MASERU — Limkokwing University students yesterday went on strike protesting against what they called “bad management and poor services”.

The strike started in the morning.

The students said they were not happy with the poor internet services and delays in disbursing their allowances.

They also alleged that the university management had made “empty promises” that they would deal with these problems.

They also alleged that most of the lecturers at the university were either incompetent or unqualified.

Moeketsi Pholo, the president of the Students’ Representative Council (SRC) told the Lesotho Times yesterday that students were also not happy with the delays in finishing the construction of the new MP Campus.

The students alleged that they had been complaining about these issues since the start of the last semester in February.

Management at the university had failed to deal with their grievances, Pholo said.

They said they had since February been asking management to resolve the issues without success.

“We have been submitting these issues to our management but nothing has been done to solve our grievances. So the only option we have is to abandon classes,” Pholo said.

“We have agreed to boycott classes from today till Friday to give the school time to fix all the problems,” he said.

When the Lesotho Times arrived at the campus Setubata Phafoli, a student leader, was addressing students urging them to join the strike.

The management also hastily organised a meeting with the SRC and the Minister of Education and Training ‘Mamphono Khaketla to resolve the dispute.

However Pholo, who was present at the meeting, said Khaketla failed to resolve the problem and instead allegedly threatened to shut down the college if the students did not stop their protest. 

“Khaketla said she was not threatening the students but the reality was that she had the power to close down the school,” Pholo said.

He said Khaketla cited the case of the Lesotho College of Education which was shut down in March 2007.

He said Khaketla instructed the students to go back to classes.

Pholo however said the protest will continue tomorrow if their grievances are not addressed adding it was unhealthy for them to learn under the current circumstances prevailing at the school.

But some students at Limkokwing were miffed by the strike.

“I do not support the strike.
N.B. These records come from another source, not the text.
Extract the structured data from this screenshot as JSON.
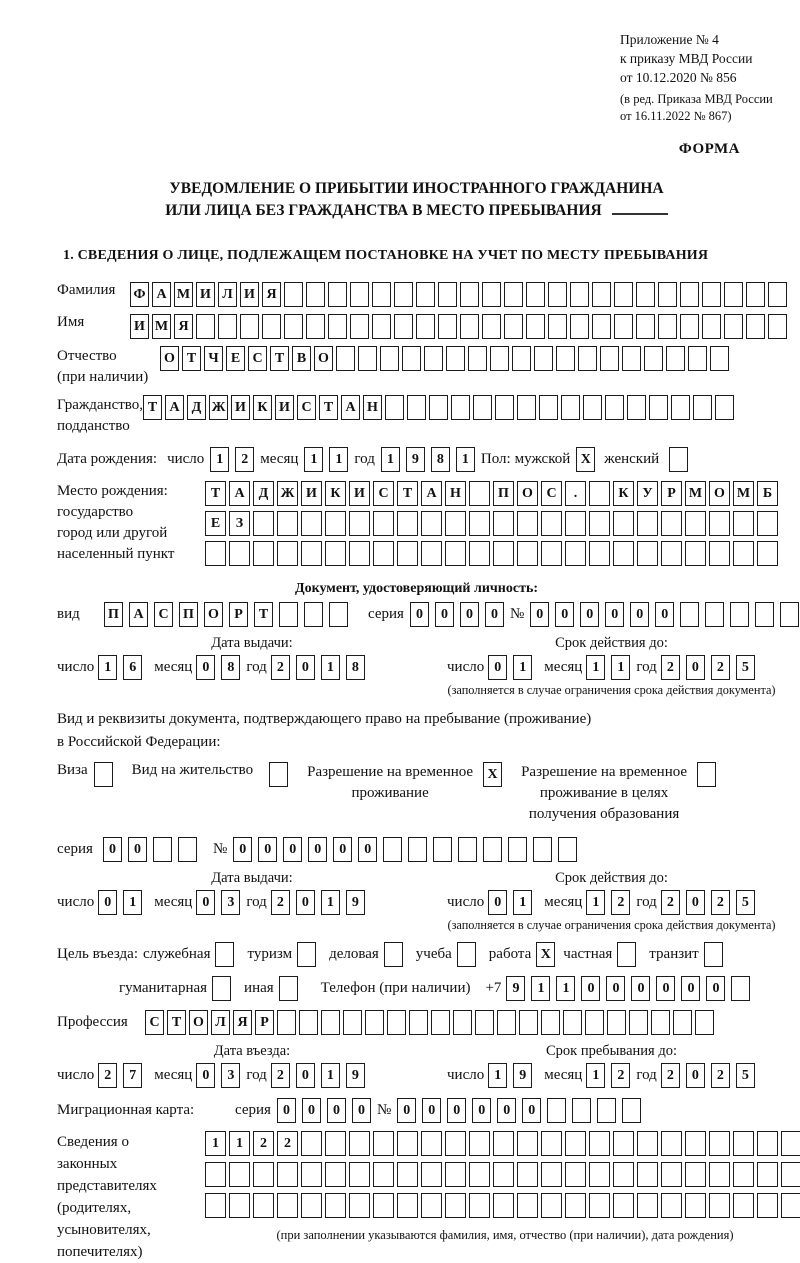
{
  "header": {
    "appendix": [
      "Приложение № 4",
      "к приказу МВД России",
      "от 10.12.2020 № 856"
    ],
    "revision": [
      "(в ред. Приказа МВД России",
      "от 16.11.2022 № 867)"
    ],
    "forma": "ФОРМА"
  },
  "title": {
    "line1": "УВЕДОМЛЕНИЕ О ПРИБЫТИИ ИНОСТРАННОГО ГРАЖДАНИНА",
    "line2": "ИЛИ ЛИЦА БЕЗ ГРАЖДАНСТВА В МЕСТО ПРЕБЫВАНИЯ"
  },
  "section1_heading": "1. СВЕДЕНИЯ О ЛИЦЕ, ПОДЛЕЖАЩЕМ ПОСТАНОВКЕ НА УЧЕТ ПО МЕСТУ ПРЕБЫВАНИЯ",
  "surname": {
    "label": "Фамилия",
    "cells": {
      "t": "ФАМИЛИЯ",
      "n": 30
    }
  },
  "firstname": {
    "label": "Имя",
    "cells": {
      "t": "ИМЯ",
      "n": 30
    }
  },
  "patronymic": {
    "label1": "Отчество",
    "label2": "(при наличии)",
    "cells": {
      "t": "ОТЧЕСТВО",
      "n": 26
    }
  },
  "citizenship": {
    "label1": "Гражданство,",
    "label2": "подданство",
    "cells": {
      "t": "ТАДЖИКИСТАН",
      "n": 27
    }
  },
  "birthdate": {
    "label": "Дата рождения:",
    "day_label": "число",
    "day": {
      "t": "12",
      "n": 2
    },
    "month_label": "месяц",
    "month": {
      "t": "11",
      "n": 2
    },
    "year_label": "год",
    "year": {
      "t": "1981",
      "n": 4
    }
  },
  "sex": {
    "label": "Пол:",
    "male_label": "мужской",
    "male": {
      "t": "X",
      "n": 1
    },
    "female_label": "женский",
    "female": {
      "t": "",
      "n": 1
    }
  },
  "birthplace": {
    "label1": "Место рождения:",
    "label2": "государство",
    "label3": "город или другой",
    "label4": "населенный пункт",
    "row1": {
      "t": "ТАДЖИКИСТАН ПОС. КУРМОМБ",
      "n": 24
    },
    "row2": {
      "t": "ЕЗ",
      "n": 24
    },
    "row3": {
      "t": "",
      "n": 24
    }
  },
  "iddoc": {
    "heading": "Документ, удостоверяющий личность:",
    "kind_label": "вид",
    "kind": {
      "t": "ПАСПОРТ",
      "n": 10
    },
    "series_label": "серия",
    "series": {
      "t": "0000",
      "n": 4
    },
    "number_label": "№",
    "number": {
      "t": "000000",
      "n": 12
    }
  },
  "iddoc_issue": {
    "title": "Дата выдачи:",
    "day_label": "число",
    "day": {
      "t": "16",
      "n": 2
    },
    "month_label": "месяц",
    "month": {
      "t": "08",
      "n": 2
    },
    "year_label": "год",
    "year": {
      "t": "2018",
      "n": 4
    }
  },
  "iddoc_valid": {
    "title": "Срок действия до:",
    "day_label": "число",
    "day": {
      "t": "01",
      "n": 2
    },
    "month_label": "месяц",
    "month": {
      "t": "11",
      "n": 2
    },
    "year_label": "год",
    "year": {
      "t": "2025",
      "n": 4
    },
    "note": "(заполняется в случае ограничения срока действия документа)"
  },
  "permit": {
    "intro1": "Вид и реквизиты документа, подтверждающего право на пребывание (проживание)",
    "intro2": "в Российской Федерации:",
    "visa_label": "Виза",
    "visa": {
      "t": "",
      "n": 1
    },
    "residence_label": "Вид на жительство",
    "residence": {
      "t": "",
      "n": 1
    },
    "temp_label1": "Разрешение на временное",
    "temp_label2": "проживание",
    "temp": {
      "t": "X",
      "n": 1
    },
    "edu_label1": "Разрешение на временное",
    "edu_label2": "проживание в целях",
    "edu_label3": "получения образования",
    "edu": {
      "t": "",
      "n": 1
    }
  },
  "permit_doc": {
    "series_label": "серия",
    "series": {
      "t": "00",
      "n": 4
    },
    "number_label": "№",
    "number": {
      "t": "000000",
      "n": 14
    }
  },
  "permit_issue": {
    "title": "Дата выдачи:",
    "day_label": "число",
    "day": {
      "t": "01",
      "n": 2
    },
    "month_label": "месяц",
    "month": {
      "t": "03",
      "n": 2
    },
    "year_label": "год",
    "year": {
      "t": "2019",
      "n": 4
    }
  },
  "permit_valid": {
    "title": "Срок действия до:",
    "day_label": "число",
    "day": {
      "t": "01",
      "n": 2
    },
    "month_label": "месяц",
    "month": {
      "t": "12",
      "n": 2
    },
    "year_label": "год",
    "year": {
      "t": "2025",
      "n": 4
    },
    "note": "(заполняется в случае ограничения срока действия документа)"
  },
  "purpose": {
    "label": "Цель въезда:",
    "row1": [
      {
        "label": "служебная",
        "box": {
          "t": "",
          "n": 1
        }
      },
      {
        "label": "туризм",
        "box": {
          "t": "",
          "n": 1
        }
      },
      {
        "label": "деловая",
        "box": {
          "t": "",
          "n": 1
        }
      },
      {
        "label": "учеба",
        "box": {
          "t": "",
          "n": 1
        }
      },
      {
        "label": "работа",
        "box": {
          "t": "X",
          "n": 1
        }
      },
      {
        "label": "частная",
        "box": {
          "t": "",
          "n": 1
        }
      },
      {
        "label": "транзит",
        "box": {
          "t": "",
          "n": 1
        }
      }
    ],
    "row2": [
      {
        "label": "гуманитарная",
        "box": {
          "t": "",
          "n": 1
        }
      },
      {
        "label": "иная",
        "box": {
          "t": "",
          "n": 1
        }
      }
    ]
  },
  "phone": {
    "label": "Телефон (при наличии)",
    "prefix": "+7",
    "cells": {
      "t": "911000000",
      "n": 10
    }
  },
  "profession": {
    "label": "Профессия",
    "cells": {
      "t": "СТОЛЯР",
      "n": 26
    }
  },
  "entry_date": {
    "title": "Дата въезда:",
    "day_label": "число",
    "day": {
      "t": "27",
      "n": 2
    },
    "month_label": "месяц",
    "month": {
      "t": "03",
      "n": 2
    },
    "year_label": "год",
    "year": {
      "t": "2019",
      "n": 4
    }
  },
  "stay_until": {
    "title": "Срок пребывания до:",
    "day_label": "число",
    "day": {
      "t": "19",
      "n": 2
    },
    "month_label": "месяц",
    "month": {
      "t": "12",
      "n": 2
    },
    "year_label": "год",
    "year": {
      "t": "2025",
      "n": 4
    }
  },
  "migcard": {
    "label": "Миграционная карта:",
    "series_label": "серия",
    "series": {
      "t": "0000",
      "n": 4
    },
    "number_label": "№",
    "number": {
      "t": "000000",
      "n": 10
    }
  },
  "guardians": {
    "label_lines": [
      "Сведения о",
      "законных",
      "представителях",
      "(родителях,",
      "усыновителях,",
      "попечителях)"
    ],
    "row1": {
      "t": "1122",
      "n": 25
    },
    "row2": {
      "t": "",
      "n": 25
    },
    "row3": {
      "t": "",
      "n": 25
    },
    "note": "(при заполнении указываются фамилия, имя, отчество (при наличии), дата рождения)"
  }
}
I came to school with the aim to learn but I was surprised when I learnt there were no classes,” said a student who refused to be named.

“I believe if some students have grievances, they should let some of us who are not interested in striking learn in peace.”
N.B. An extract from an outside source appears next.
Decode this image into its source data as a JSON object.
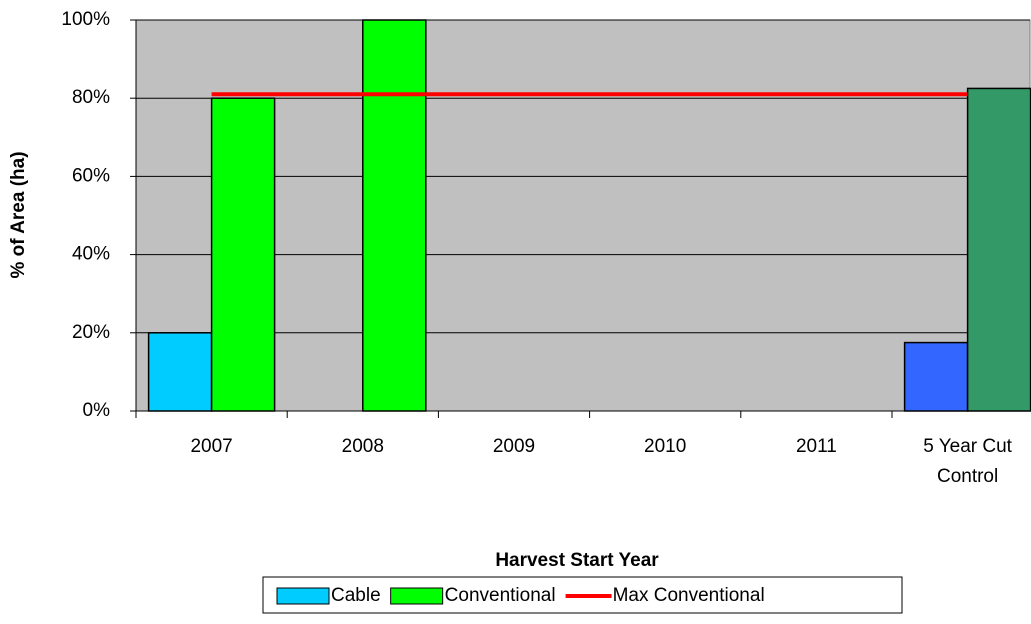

The university’s deputy registrar, Hoohlo Moroka, said management was going to do all in its power to resolve the dispute.

“We have decided to involve some IT students by granting them the responsibility to assist in the multimedia department,” Moroka said.
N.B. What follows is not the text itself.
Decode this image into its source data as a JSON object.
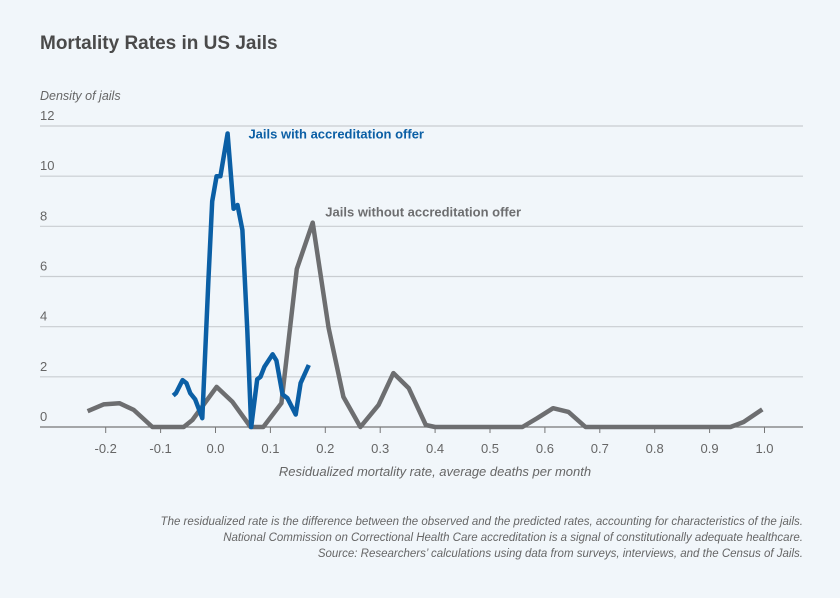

Moroka said the university will tomorrow issue a report on recommendations to deal with the students’ grievances.

He however said the students’ strike was illegal as they had not followed the correct procedures before embarking on the strike.

“Any group of people that wants to strike should first inform the police and get permission to do so.

“Everyone has the right to strike but that right should not interfere with the rights of those who want to learn,” Moroka said.